A trio, occasionally a quartet, of aging and wise punks clothed in eyeliner, ripped shirts and dignity once remarked, “Wake me up when September ends.” Typically, this statement is incredibly relatable. September is a weird month. Everyone is back in school, so summer, while not technically over until three weeks into the month, has ended in every way that counts. September is a month of memories for the United States. The phrase “September 11″ has the peculiar ability to drag the majority of American citizens back to that terrible and confusing morning 12 years ago when a group of terrorists hijacked four planes and ended 3,000 American lives. September is a month of untrustworthy weather. You might need a sweater and socks to comfortably fall asleep only to wake up to the humidity of a terrarium and temperatures more suitable to the surface of the sun than to any place on this planet. So many opposing emotions and events make it easy to give up on the entire month and simply snooze right through to October.
This September, however, is rapidly breaking that mold. This September will be a month worthy of over-caffeinating and losing sleep. You won’t want to miss this September. By the end of this month, the United States may have drastically altered its foreign intervention policy for decades to come. The decision upon which this alteration depends will strain an already precarious relationship between the president and Congress. The decision is already doing strange things to our country’s major parties. It is redrawing loyalty lines. In long-term effects, this alteration will impact the next couple presidential elections; it will impact which members of Congress are re-elected; it will impact our country’s international presence. The decision is, of course, whether or not Congress will authorize the president’s proposed military strike against Syria, a strike he believes is a necessary response to the Syrian government’s alleged use of chemical weapons in an attack they carried out against rebel citizens that ended in the deaths of hundreds of innocent Syrian citizens.

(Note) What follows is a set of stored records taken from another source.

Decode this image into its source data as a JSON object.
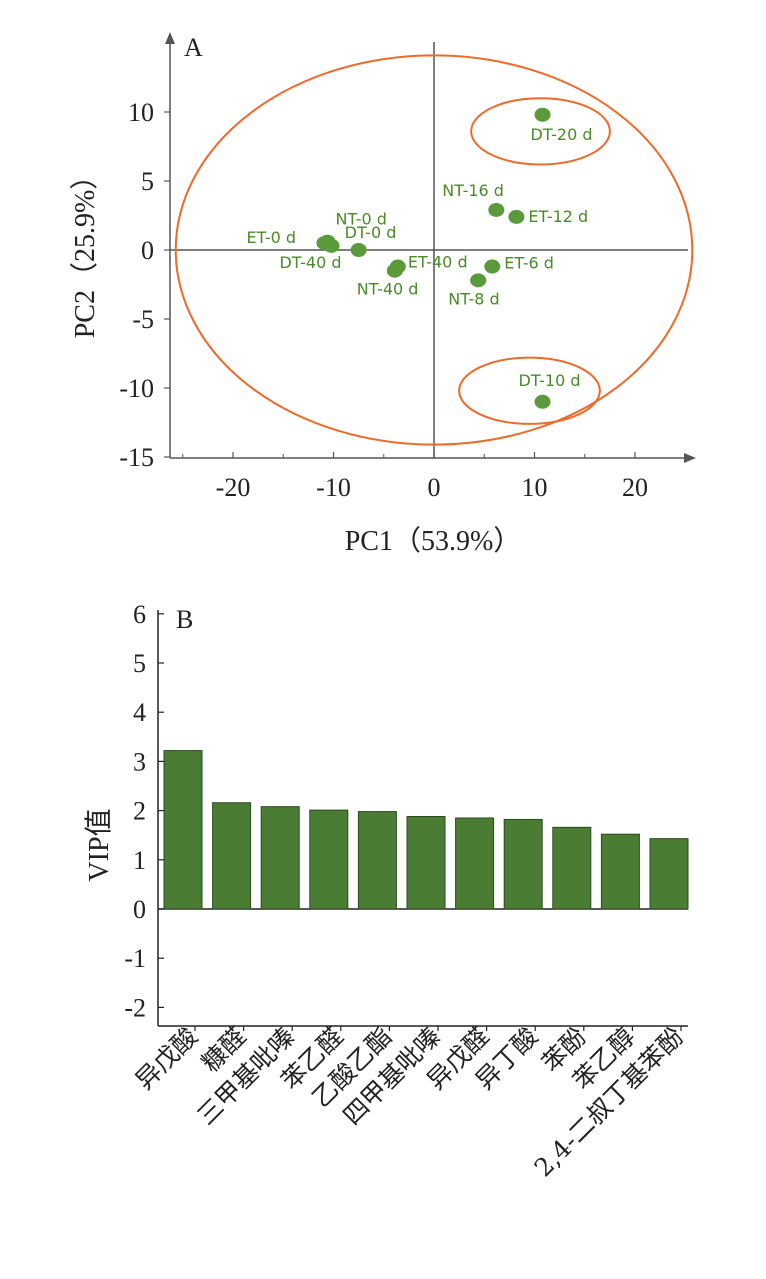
{
  "panel_a": {
    "letter": "A",
    "xlabel": "PC1（53.9%）",
    "ylabel": "PC2（25.9%）"
  },
  "panel_b": {
    "letter": "B",
    "ylabel": "VIP值"
  },
  "colors": {
    "points": "#5a9a3a",
    "ellipse": "#ee6a2a",
    "bars": "#4b7c34",
    "axis": "#555555"
  },
  "chart_data": [
    {
      "type": "scatter",
      "title": "",
      "xlabel": "PC1（53.9%）",
      "ylabel": "PC2（25.9%）",
      "xlim": [
        -25,
        25
      ],
      "ylim": [
        -15,
        15
      ],
      "xticks": [
        "-20",
        "-10",
        "0",
        "10",
        "20"
      ],
      "yticks": [
        "10",
        "5",
        "0",
        "-5",
        "-10",
        "-15"
      ],
      "points": [
        {
          "label": "DT-20 d",
          "x": 10.8,
          "y": 9.8
        },
        {
          "label": "NT-16 d",
          "x": 6.2,
          "y": 2.9
        },
        {
          "label": "ET-12 d",
          "x": 8.2,
          "y": 2.4
        },
        {
          "label": "NT-0 d",
          "x": -10.6,
          "y": 0.6
        },
        {
          "label": "ET-0 d",
          "x": -10.9,
          "y": 0.5
        },
        {
          "label": "DT-0 d",
          "x": -7.5,
          "y": 0.0
        },
        {
          "label": "DT-40 d",
          "x": -10.2,
          "y": 0.3
        },
        {
          "label": "ET-40 d",
          "x": -3.6,
          "y": -1.2
        },
        {
          "label": "NT-40 d",
          "x": -3.9,
          "y": -1.5
        },
        {
          "label": "ET-6 d",
          "x": 5.8,
          "y": -1.2
        },
        {
          "label": "NT-8 d",
          "x": 4.4,
          "y": -2.2
        },
        {
          "label": "DT-10 d",
          "x": 10.8,
          "y": -11.0
        }
      ],
      "ellipses": [
        {
          "cx": 0,
          "cy": 0,
          "rx": 25.7,
          "ry": 14.1
        },
        {
          "cx": 10.6,
          "cy": 8.6,
          "rx": 6.9,
          "ry": 2.4
        },
        {
          "cx": 9.5,
          "cy": -10.2,
          "rx": 7.0,
          "ry": 2.4
        }
      ]
    },
    {
      "type": "bar",
      "title": "",
      "xlabel": "",
      "ylabel": "VIP值",
      "ylim": [
        -2.5,
        6
      ],
      "yticks": [
        "6",
        "5",
        "4",
        "3",
        "2",
        "1",
        "0",
        "-1",
        "-2"
      ],
      "categories": [
        "异戊酸",
        "糠醛",
        "三甲基吡嗪",
        "苯乙醛",
        "乙酸乙酯",
        "四甲基吡嗪",
        "异戊醛",
        "异丁酸",
        "苯酚",
        "苯乙醇",
        "2,4-二叔丁基苯酚"
      ],
      "values": [
        3.22,
        2.16,
        2.08,
        2.01,
        1.98,
        1.88,
        1.85,
        1.82,
        1.66,
        1.52,
        1.43
      ]
    }
  ]
}
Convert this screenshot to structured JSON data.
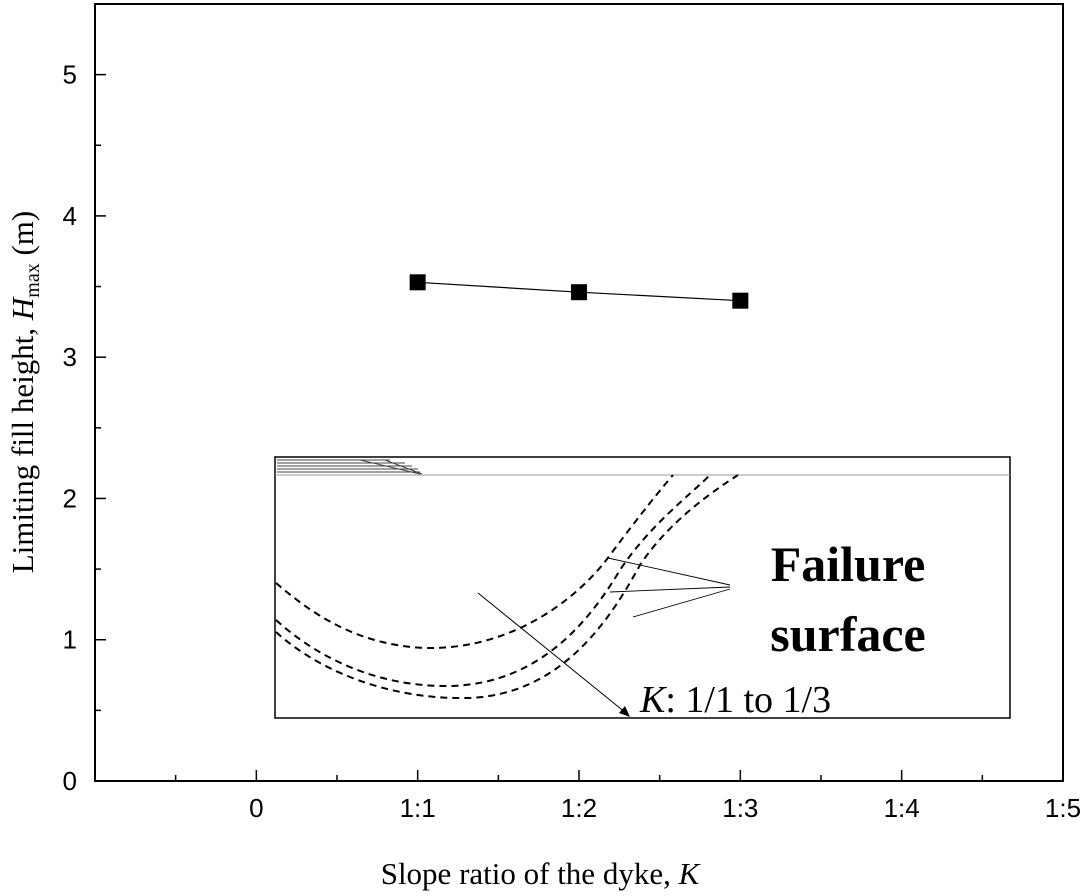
{
  "chart_data": {
    "type": "line",
    "title": "",
    "xlabel": "Slope ratio of the dyke, K",
    "ylabel": "Limiting fill height, Hmax (m)",
    "xlabel_parts": {
      "text": "Slope ratio of the dyke, ",
      "var": "K"
    },
    "ylabel_parts": {
      "text": "Limiting fill height, ",
      "var": "H",
      "sub": "max",
      "unit": " (m)"
    },
    "x_tick_values": [
      0,
      1,
      2,
      3,
      4,
      5
    ],
    "x_tick_labels": [
      "0",
      "1:1",
      "1:2",
      "1:3",
      "1:4",
      "1:5"
    ],
    "xlim": [
      -1,
      5
    ],
    "y_ticks": [
      0,
      1,
      2,
      3,
      4,
      5
    ],
    "ylim": [
      0,
      5.5
    ],
    "grid": false,
    "legend": "none",
    "series": [
      {
        "x": [
          1,
          2,
          3
        ],
        "y": [
          3.53,
          3.46,
          3.4
        ],
        "color": "#000000",
        "marker": "square"
      }
    ],
    "inset": {
      "label_line1": "Failure",
      "label_line2": "surface",
      "k_var": "K",
      "k_text": ": 1/1 to 1/3"
    }
  }
}
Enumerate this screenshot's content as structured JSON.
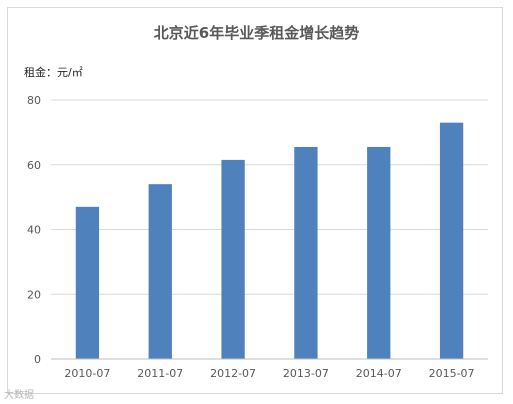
{
  "chart_data": {
    "type": "bar",
    "title": "北京近6年毕业季租金增长趋势",
    "unit_label": "租金：元/㎡",
    "categories": [
      "2010-07",
      "2011-07",
      "2012-07",
      "2013-07",
      "2014-07",
      "2015-07"
    ],
    "values": [
      47,
      54,
      61.5,
      65.5,
      65.5,
      73
    ],
    "ylim": [
      0,
      80
    ],
    "yticks": [
      0,
      20,
      40,
      60,
      80
    ],
    "grid": true,
    "bar_color": "#4f81bd",
    "legend": "none"
  },
  "watermark": "大数据"
}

Now, typically the Trinitonian covers issues that affect Trinity students on a more obvious and daily basis. This week, however, we decided to follow the example set by the month and break out of our mold. Also, we believe that this issue jives quite well with an article written by our A&E editor that ran in last week’s paper titled “In Defense of Millennials.” In the article, Megan Hageney, the aforementioned A&E editor, takes on the numerous stereotypes bestowed upon our generation by members of older generations. Specifically, Hageney takes on the accusation that Millennials are disconnected from the world outside of their smart phones and social media. The situation in Syria and the subsequent decision resting upon our government’s shoulders is the perfect opportunity for our generation to prove that we are more than a pack of Instagrammers who can text at speeds that are truly staggering (and inspiring). Whatever decision our government comes to regarding the military strike, it will be our lives that are impacted. As the future of this nation, we have a right and a responsibility to shape the future into something to be proud of.
Right now, the question and main focus of this issue is not which side you support, but rather, the question is how you are expressing that support. Educate yourself: read, ask, discuss. And, for goodness sake, stay awake this September.